Ты опять забегаешь вперед, не так ли?
Конечно, чего волноваться о своей неспособности добраться до места, которое она еще не позволила себе полностью вспомнить?
Ты должна сделать гораздо больше, не просто приподнять нижний край занавеса и заглянуть под него.
– Я должна его сорвать. – В голосе Лизи слышался страх. – Не так ли?
Нет ответа. И тишину Лизи восприняла как «да». Перекатилась на бок и подняла серебряную лопату. Надпись блеснула в лучах утреннего солнца. Она обернула часть черенка окровавленным желтым вязаным квадратом, взялась за это место.
– Хорошо. Я его сорву, – пообещала она. – Он спросил меня, хочу ли я пойти туда, и я ответила «да». Я сказала: «Джеронимо».
Лизи помолчала, задумавшись.
– Нет. Не так. Я сказала, как говорил он. Я сказала: «Джеромино». И что произошло? Что произошло потом?

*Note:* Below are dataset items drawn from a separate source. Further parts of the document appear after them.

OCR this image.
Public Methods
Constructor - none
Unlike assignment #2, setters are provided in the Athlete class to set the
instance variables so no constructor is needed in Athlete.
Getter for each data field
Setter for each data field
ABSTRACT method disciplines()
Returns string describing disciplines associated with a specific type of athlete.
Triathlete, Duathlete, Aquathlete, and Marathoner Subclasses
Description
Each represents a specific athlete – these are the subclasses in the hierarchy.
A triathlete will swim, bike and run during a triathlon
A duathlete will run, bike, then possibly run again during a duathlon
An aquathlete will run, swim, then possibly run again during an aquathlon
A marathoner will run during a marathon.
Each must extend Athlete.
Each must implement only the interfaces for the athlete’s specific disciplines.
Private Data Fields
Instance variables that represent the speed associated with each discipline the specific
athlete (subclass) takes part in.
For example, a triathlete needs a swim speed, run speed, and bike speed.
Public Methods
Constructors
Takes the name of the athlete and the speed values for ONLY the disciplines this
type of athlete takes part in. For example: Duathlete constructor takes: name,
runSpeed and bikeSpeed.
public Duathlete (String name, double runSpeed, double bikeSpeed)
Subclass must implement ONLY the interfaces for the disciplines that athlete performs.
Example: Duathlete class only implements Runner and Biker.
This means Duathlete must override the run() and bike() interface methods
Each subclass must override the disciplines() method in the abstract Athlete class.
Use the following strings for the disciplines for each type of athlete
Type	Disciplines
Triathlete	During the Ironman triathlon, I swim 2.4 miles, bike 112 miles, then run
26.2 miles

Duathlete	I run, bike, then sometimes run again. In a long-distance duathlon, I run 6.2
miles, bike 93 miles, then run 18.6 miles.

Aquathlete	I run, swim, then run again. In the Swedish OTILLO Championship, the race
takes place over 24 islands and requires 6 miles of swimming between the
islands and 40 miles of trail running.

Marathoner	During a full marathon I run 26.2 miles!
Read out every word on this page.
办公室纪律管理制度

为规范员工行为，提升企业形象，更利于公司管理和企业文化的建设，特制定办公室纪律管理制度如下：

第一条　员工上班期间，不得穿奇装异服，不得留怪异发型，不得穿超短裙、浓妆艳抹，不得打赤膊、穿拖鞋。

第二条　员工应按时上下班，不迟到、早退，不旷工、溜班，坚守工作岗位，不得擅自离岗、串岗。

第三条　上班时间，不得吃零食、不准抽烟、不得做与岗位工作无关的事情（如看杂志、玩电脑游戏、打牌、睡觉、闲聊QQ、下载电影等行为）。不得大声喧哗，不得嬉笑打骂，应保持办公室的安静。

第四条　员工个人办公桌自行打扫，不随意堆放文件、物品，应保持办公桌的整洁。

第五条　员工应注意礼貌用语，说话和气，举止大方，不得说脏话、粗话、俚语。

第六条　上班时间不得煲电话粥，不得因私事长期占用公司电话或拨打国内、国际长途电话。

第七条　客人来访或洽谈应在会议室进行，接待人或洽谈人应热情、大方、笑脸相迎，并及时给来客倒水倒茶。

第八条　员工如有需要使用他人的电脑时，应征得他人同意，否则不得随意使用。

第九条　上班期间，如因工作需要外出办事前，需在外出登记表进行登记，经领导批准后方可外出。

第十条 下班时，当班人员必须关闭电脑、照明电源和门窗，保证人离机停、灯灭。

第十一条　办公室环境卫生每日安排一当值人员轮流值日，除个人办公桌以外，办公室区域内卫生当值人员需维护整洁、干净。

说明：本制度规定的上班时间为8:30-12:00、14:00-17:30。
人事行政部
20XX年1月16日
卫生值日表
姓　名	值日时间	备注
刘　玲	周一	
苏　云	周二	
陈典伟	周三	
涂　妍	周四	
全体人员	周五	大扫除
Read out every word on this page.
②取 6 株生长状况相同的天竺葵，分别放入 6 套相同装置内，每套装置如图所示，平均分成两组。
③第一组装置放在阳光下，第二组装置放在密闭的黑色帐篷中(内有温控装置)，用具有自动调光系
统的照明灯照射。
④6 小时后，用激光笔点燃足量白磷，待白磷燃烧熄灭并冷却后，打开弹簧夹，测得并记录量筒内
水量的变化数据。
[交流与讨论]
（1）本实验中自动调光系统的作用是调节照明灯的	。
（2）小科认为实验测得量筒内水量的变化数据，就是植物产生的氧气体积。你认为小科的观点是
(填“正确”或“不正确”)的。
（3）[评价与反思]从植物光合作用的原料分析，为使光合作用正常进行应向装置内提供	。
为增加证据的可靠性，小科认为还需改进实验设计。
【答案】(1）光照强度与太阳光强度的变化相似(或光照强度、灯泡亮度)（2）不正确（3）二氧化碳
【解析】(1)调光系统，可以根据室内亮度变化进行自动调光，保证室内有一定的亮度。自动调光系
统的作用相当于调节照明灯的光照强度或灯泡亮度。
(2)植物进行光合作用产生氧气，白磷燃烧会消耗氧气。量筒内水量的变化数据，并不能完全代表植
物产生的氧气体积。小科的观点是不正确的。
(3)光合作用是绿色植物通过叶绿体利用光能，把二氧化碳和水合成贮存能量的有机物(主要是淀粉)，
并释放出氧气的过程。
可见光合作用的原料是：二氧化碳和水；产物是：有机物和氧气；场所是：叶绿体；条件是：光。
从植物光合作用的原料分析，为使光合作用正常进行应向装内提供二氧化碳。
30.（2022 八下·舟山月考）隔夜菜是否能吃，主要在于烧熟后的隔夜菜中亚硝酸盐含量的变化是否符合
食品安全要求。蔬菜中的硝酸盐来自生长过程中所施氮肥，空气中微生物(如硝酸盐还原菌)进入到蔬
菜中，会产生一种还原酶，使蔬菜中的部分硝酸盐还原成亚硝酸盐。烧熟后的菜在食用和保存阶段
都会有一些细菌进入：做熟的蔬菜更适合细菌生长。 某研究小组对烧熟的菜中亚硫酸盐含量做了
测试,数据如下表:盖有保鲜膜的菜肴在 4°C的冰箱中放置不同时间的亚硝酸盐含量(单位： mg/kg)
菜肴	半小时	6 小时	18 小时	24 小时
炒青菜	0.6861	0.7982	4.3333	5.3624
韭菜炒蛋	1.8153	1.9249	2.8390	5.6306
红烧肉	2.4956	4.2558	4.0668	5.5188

Она закрыла глаза, сначала увидела только яркий пурпур и чуть не вскрикнула от раздражения. Вместо этого подумала: СОВИСА, любимая: энергично поработать, когда это представляется уместным, – и еще крепче сжала черенок лопаты. Увидела, как махнула ею. Увидела, как штык сверкнул в лучах окутанного дымкой августовского солнца. И пурпур не устоял перед лопатой, раскрылся в обе стороны, словно человеческая кожа после удара ножом, но в зазоре Лизи увидела не кровь, а свет: потрясающий оранжевый свет, который наполнил ее сердце и разум невероятной смесью радости, ужаса и печали. Не приходилось удивляться тому, что она столько лет подавляла это воспоминание. Слишком оно было сильным. Чересчур сильным. Свет, казалось, придавал шелковистости вечернему воздуху, и крик птицы ударил в ухо, как стеклянный шарик. Дуновение ветерка наполнило ее ноздри экзотическими ароматами: красного жасмина, бугенвиллии, пыльной розы и, Господи, распускающегося по ночам эхиноцереуса. Но, разумеется, самым пронзительным было воспоминание о его коже, соприкасающейся с ее, биении его сердца рядом с ее, ибо они лежали голые в кровати отеля «Оленьи рога», а теперь, тоже голые, стояли на коленях среди люпинов у вершины холма, голые под густеющими тенями деревьев «нежное сердце». Высоко над горизонтом уже поднялся
Лежа на вдовьей кровати, сжимая лопату в руках, куда более старая Лизи вскрикнула от радости (потому что вспомнила) и от горя (потому что столь многое ушло навсегда). Ее сердце «склеилось», пусть и разбилось вновь. Жилы выступили на шее. Распухшие губы растянулись и опять начали кровоточить, обнажив зубы и брызнув свежей кровью на десны. Слезы потекли из уголков глаз по щекам, к ушам, на которых и повисли, как причудливые украшения. А в голове осталась только одна ясная мысль: Ох, Скотт, мы не созданы для такой красоты, мы не созданы для такой красоты, нам следовало тогда умереть, ох, дорогой мой, следовало умереть там, обнаженными и в объятиях друг друга, как влюбленным в каком-нибудь романе.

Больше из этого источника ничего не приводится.